L’homme ne saurait chercher ce qu’il ignore, puisqu’il ignore alors ce qu’il doit chercher, ni ce qu’il sait, puisqu’il ne saurait chercher ce qu’il sait déjà. Dès lors, il faut que, quelque part, nous ayons déjà su ce que nous cherchons ; il ne s’agit plus alors de savoir seulement, mais surtout de se souvenir.
– Platon
Je l’ai passé dans une fête foraine.
C’est ce dont je crois me souvenir mais des souvenirs je n’en ai pas vraiment, il sont plutôt vagues. Parlons de réminiscences plutôt.
En fait, j’ai juste en tête des lumières, une ambiance, une couleur du ciel et des odeurs qui me font penser que j’étais dans la nuit de vendredi à samedi dans une fête foraine.
Je n’y ai pas reçu le baiser de Jehovah Tetragrammaton dans un quelconque Haïkal Ahabah, non. J’ai plutôt mis à ce moment mes mains dans celles de la diseuse de mauvaise aventure qui devait n’être autre que l’Yetzer Harah sous forme humaine.

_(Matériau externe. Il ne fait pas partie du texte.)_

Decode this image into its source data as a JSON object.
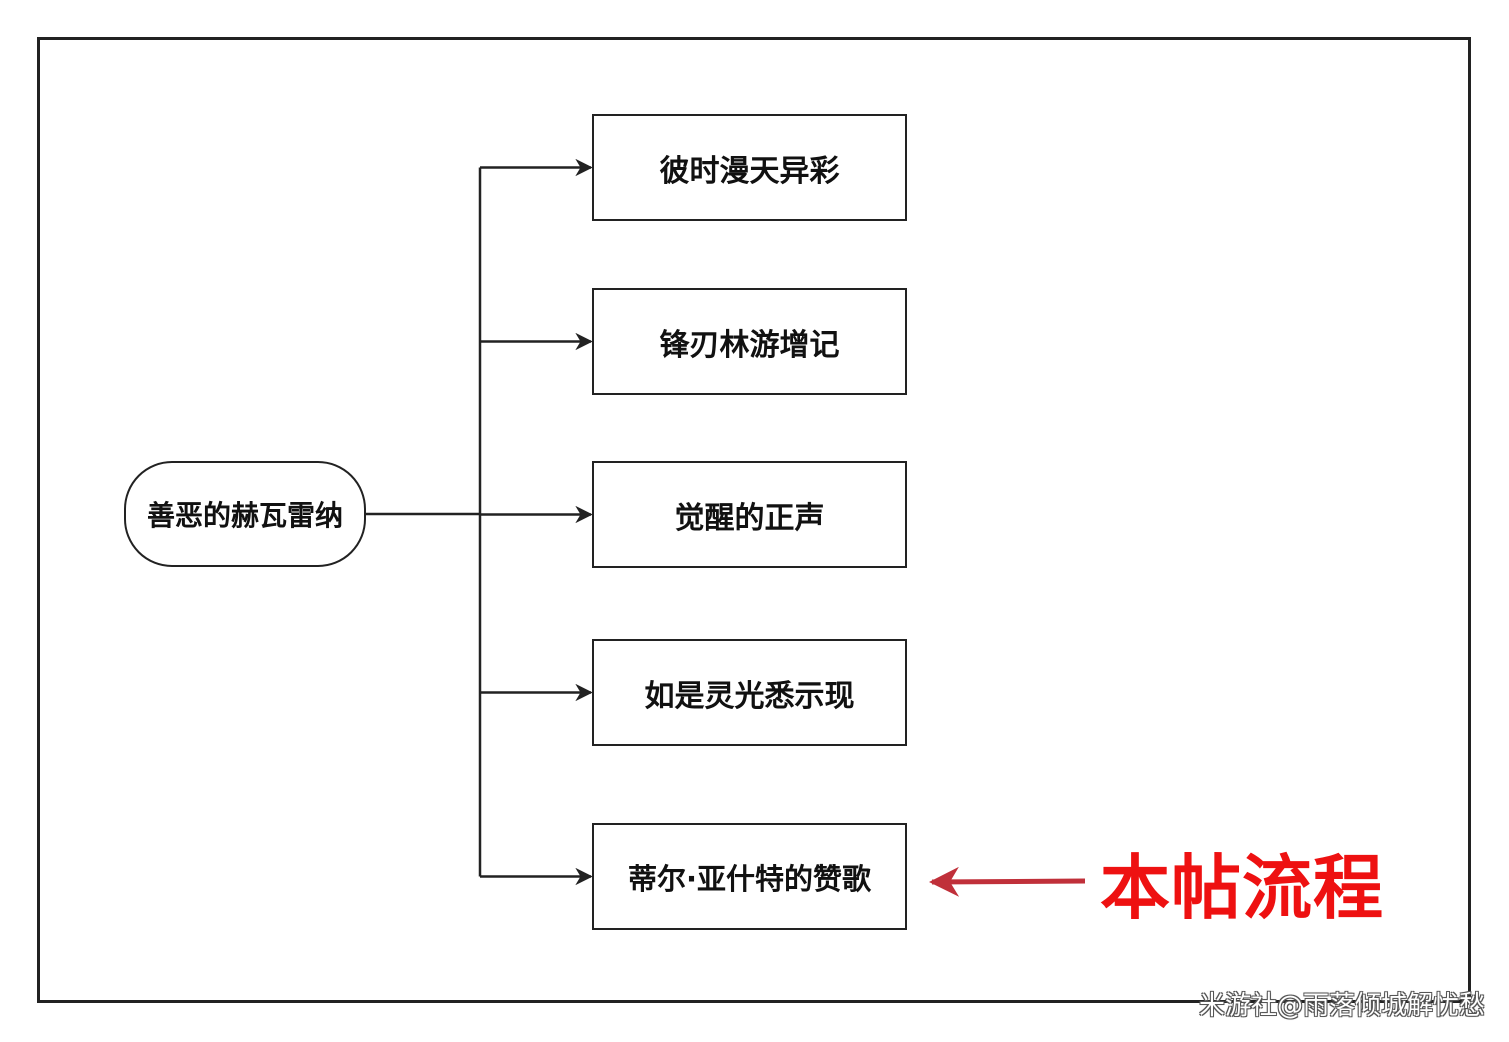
{
  "diagram": {
    "root": {
      "label": "善恶的赫瓦雷纳"
    },
    "children": [
      {
        "label": "彼时漫天异彩"
      },
      {
        "label": "锋刃林游增记"
      },
      {
        "label": "觉醒的正声"
      },
      {
        "label": "如是灵光悉示现"
      },
      {
        "label": "蒂尔·亚什特的赞歌"
      }
    ],
    "callout": {
      "label": "本帖流程",
      "color": "#ee1111",
      "points_to_child_index": 4
    }
  },
  "watermark": "米游社@雨落倾城解忧愁",
  "colors": {
    "line": "#222222",
    "callout_arrow": "#c0303a",
    "callout_text": "#ee1111"
  }
}
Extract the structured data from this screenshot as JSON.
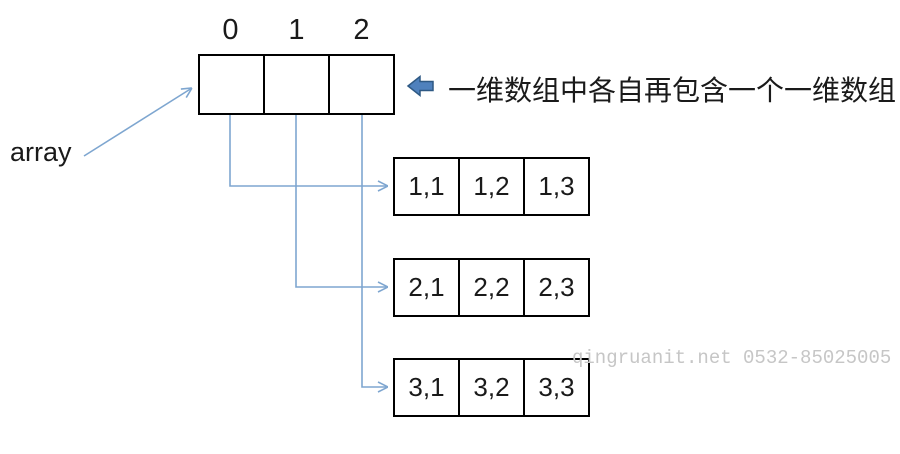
{
  "diagram": {
    "array_label": "array",
    "annotation": "一维数组中各自再包含一个一维数组",
    "watermark": "qingruanit.net 0532-85025005",
    "top_array": {
      "indices": [
        "0",
        "1",
        "2"
      ],
      "cells": [
        "",
        "",
        ""
      ]
    },
    "sub_arrays": [
      {
        "cells": [
          "1,1",
          "1,2",
          "1,3"
        ]
      },
      {
        "cells": [
          "2,1",
          "2,2",
          "2,3"
        ]
      },
      {
        "cells": [
          "3,1",
          "3,2",
          "3,3"
        ]
      }
    ],
    "colors": {
      "connector": "#7ea6d0",
      "block_arrow_fill": "#4f81bd",
      "block_arrow_stroke": "#2e5984",
      "box_border": "#000000",
      "watermark": "#c6c6c6"
    }
  }
}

Alors que ma tête tournait et tournait encore comme un alcoolique ambulant, que la musique, mon coeur et que tout était prêt à explosion, j’ai vu le bleu du ciel d’été. Tout s’est arrêté, tout est devenu calme et paisible.
C’est là qu’il s’est approché.
Lui, je ne sais pas qui il est — aujourd’hui, lundi 30 juillet 2007 à 8h57 — mais au moment des faits, si. Tout ce que je sais à ce moment là, en sentant sous mon corps la douceur d’un gazon humide et tiède, c’est que je l’aime très fort.

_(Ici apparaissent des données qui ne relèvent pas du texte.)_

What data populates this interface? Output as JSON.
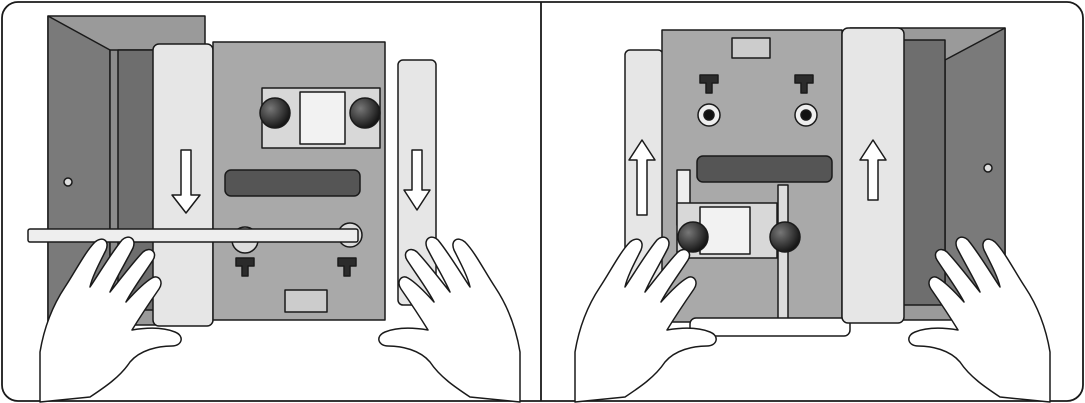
{
  "figure": {
    "panels": [
      {
        "id": "left",
        "description_label": "wheels-rotate-down",
        "arrow_direction": "down"
      },
      {
        "id": "right",
        "description_label": "wheels-rotate-up",
        "arrow_direction": "up"
      }
    ]
  },
  "colors": {
    "outline": "#1a1a1a",
    "body": "#a9a9a9",
    "body_dark": "#8a8a8a",
    "housing": "#7a7a7a",
    "housing_light": "#9a9a9a",
    "wheel": "#e6e6e6",
    "hand": "#ffffff",
    "knob": "#2b2b2b"
  },
  "icons": [
    "arrow-down-icon",
    "arrow-up-icon",
    "knob-icon",
    "switch-icon"
  ]
}
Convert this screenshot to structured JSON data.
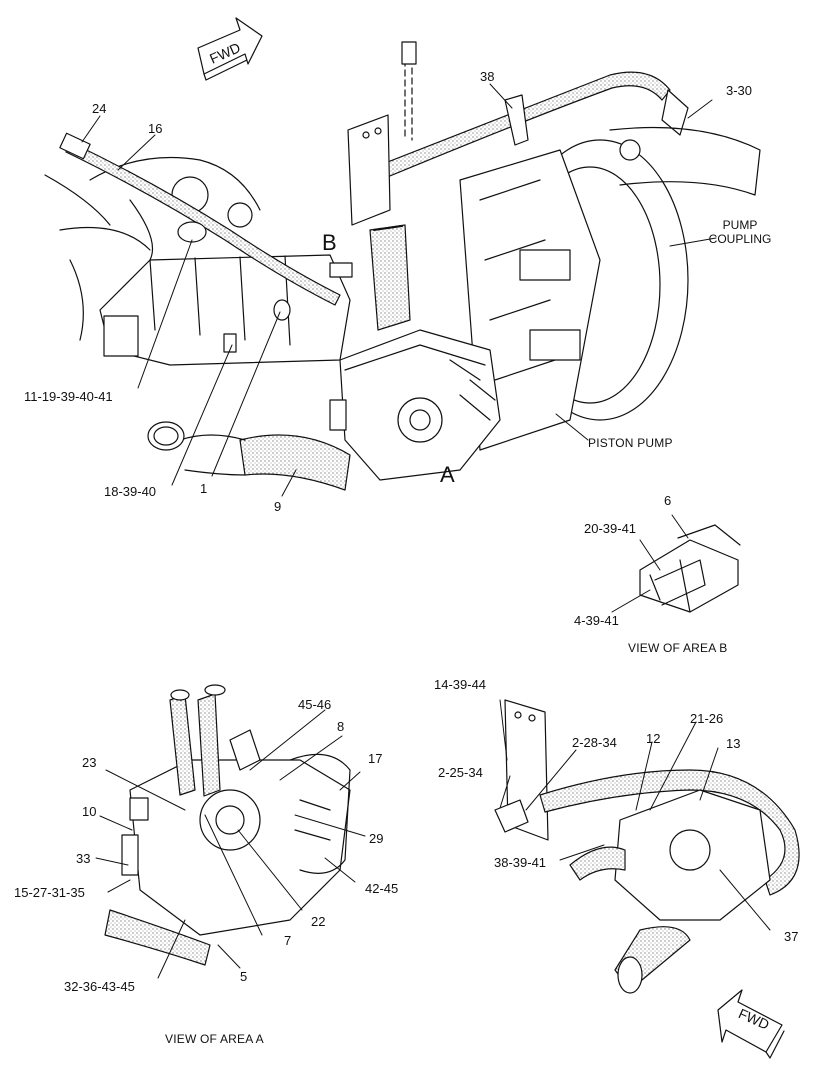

Quand il s’approche de moi j’ai pour lui la confiance d’un père à son fils.
Je n’ai rien fait, il a tendu son bras vers moi et m’a aspergé l’oeil gauche avec un quelconque produit sous pression. Comme ça, comme si j’étais un vulgaire mur que l’on taguait, un arbre malade que l’on devait couper.

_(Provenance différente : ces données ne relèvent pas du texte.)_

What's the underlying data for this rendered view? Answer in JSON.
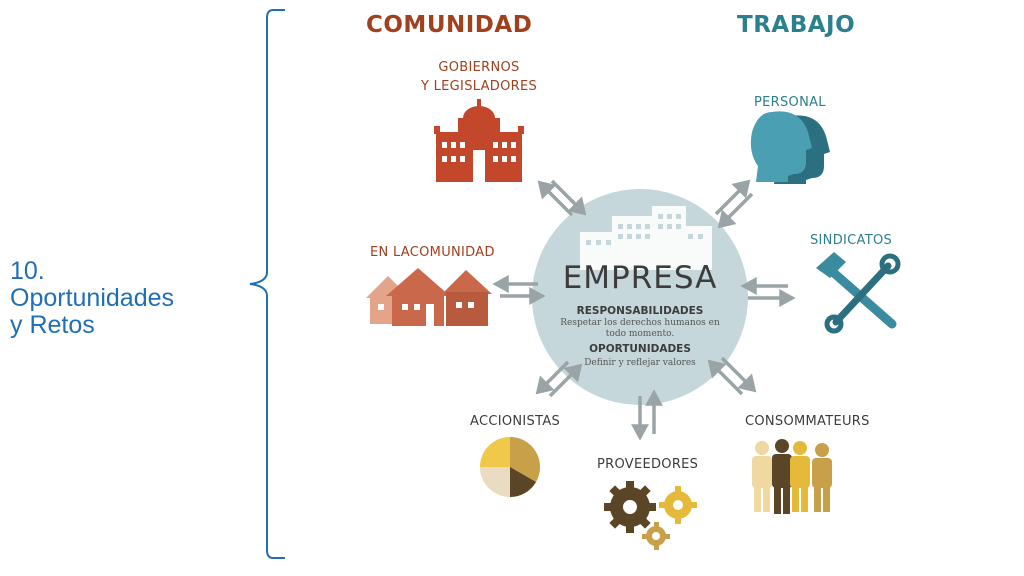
{
  "side_title": {
    "lines": [
      "10.",
      "Oportunidades",
      "y Retos"
    ]
  },
  "headers": {
    "comunidad": "COMUNIDAD",
    "trabajo": "TRABAJO"
  },
  "center": {
    "title": "EMPRESA",
    "responsabilidades": "RESPONSABILIDADES",
    "responsabilidades_text_1": "Respetar los derechos humanos en",
    "responsabilidades_text_2": "todo momento.",
    "oportunidades": "OPORTUNIDADES",
    "oportunidades_text": "Definir y reflejar valores"
  },
  "nodes": {
    "gobiernos_1": "GOBIERNOS",
    "gobiernos_2": "Y LEGISLADORES",
    "comunidad": "EN LACOMUNIDAD",
    "accionistas": "ACCIONISTAS",
    "proveedores": "PROVEEDORES",
    "personal": "PERSONAL",
    "sindicatos": "SINDICATOS",
    "consommateurs": "CONSOMMATEURS"
  },
  "colors": {
    "side_title": "#1f6fb5",
    "brace": "#1f6fb5",
    "comunidad": "#a0401f",
    "trabajo": "#2c7f8f",
    "circle": "#c5d7da",
    "arrow": "#9aa4a6",
    "building": "#c2472b",
    "houses": "#c9684a",
    "heads": "#3d96a8",
    "tools": "#3a8aa0",
    "gold": "#c8a04a",
    "dark_gold": "#5a4526"
  }
}
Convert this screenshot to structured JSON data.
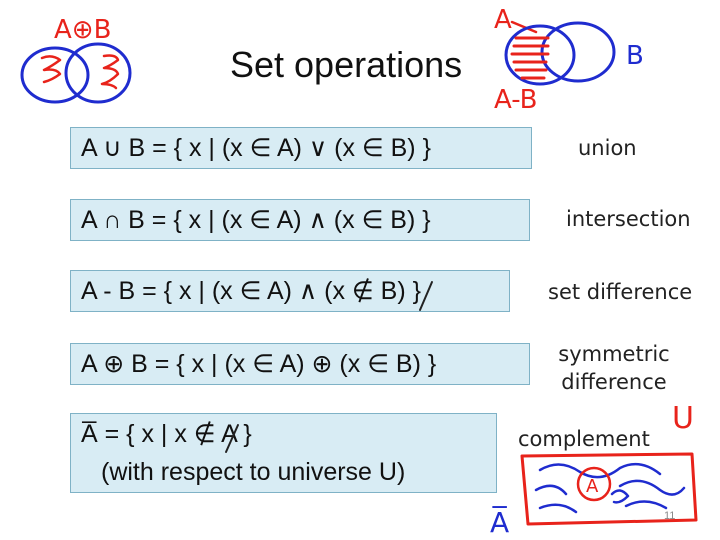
{
  "slide": {
    "title": "Set operations",
    "page_number": "11"
  },
  "formulas": [
    {
      "expr": "A ∪ B = { x | (x ∈ A) ∨ (x ∈ B) }",
      "label": "union"
    },
    {
      "expr": "A ∩ B = { x | (x ∈ A) ∧ (x ∈ B) }",
      "label": "intersection"
    },
    {
      "expr": "A - B = { x | (x ∈ A) ∧ (x ∉ B) }",
      "label": "set difference"
    },
    {
      "expr": "A ⊕ B = { x | (x ∈ A) ⊕ (x ∈ B) }",
      "label": "symmetric difference"
    },
    {
      "expr": "A̅ = { x | x ∉ A }",
      "expr_line2": "(with respect to universe U)",
      "label": "complement"
    }
  ],
  "annotations": {
    "top_left": "A⊕B",
    "top_right_a": "A",
    "top_right_b": "B",
    "top_right_diff": "A-B",
    "universe": "U",
    "venn_a": "A",
    "complement_mark": "A̅"
  },
  "colors": {
    "ink_red": "#e8231b",
    "ink_blue": "#1f2ccf",
    "box_fill": "#d8ecf4"
  }
}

Du temps a passé avant que je ne comprenne. J’ai donc cherché à le poursuivre entre les balauds, les manèges et les lumières. Plus rien. Je perdais mon oeil gauche je le sentais, je voyais de moins en moins. Plusieurs fois dans ma course derrière lui, je me suis arrêté pour tester mon oeil avec mon doigt. Mon angle de vision était de plus en plus restreint, ma colère en devenait d’autant plus forte.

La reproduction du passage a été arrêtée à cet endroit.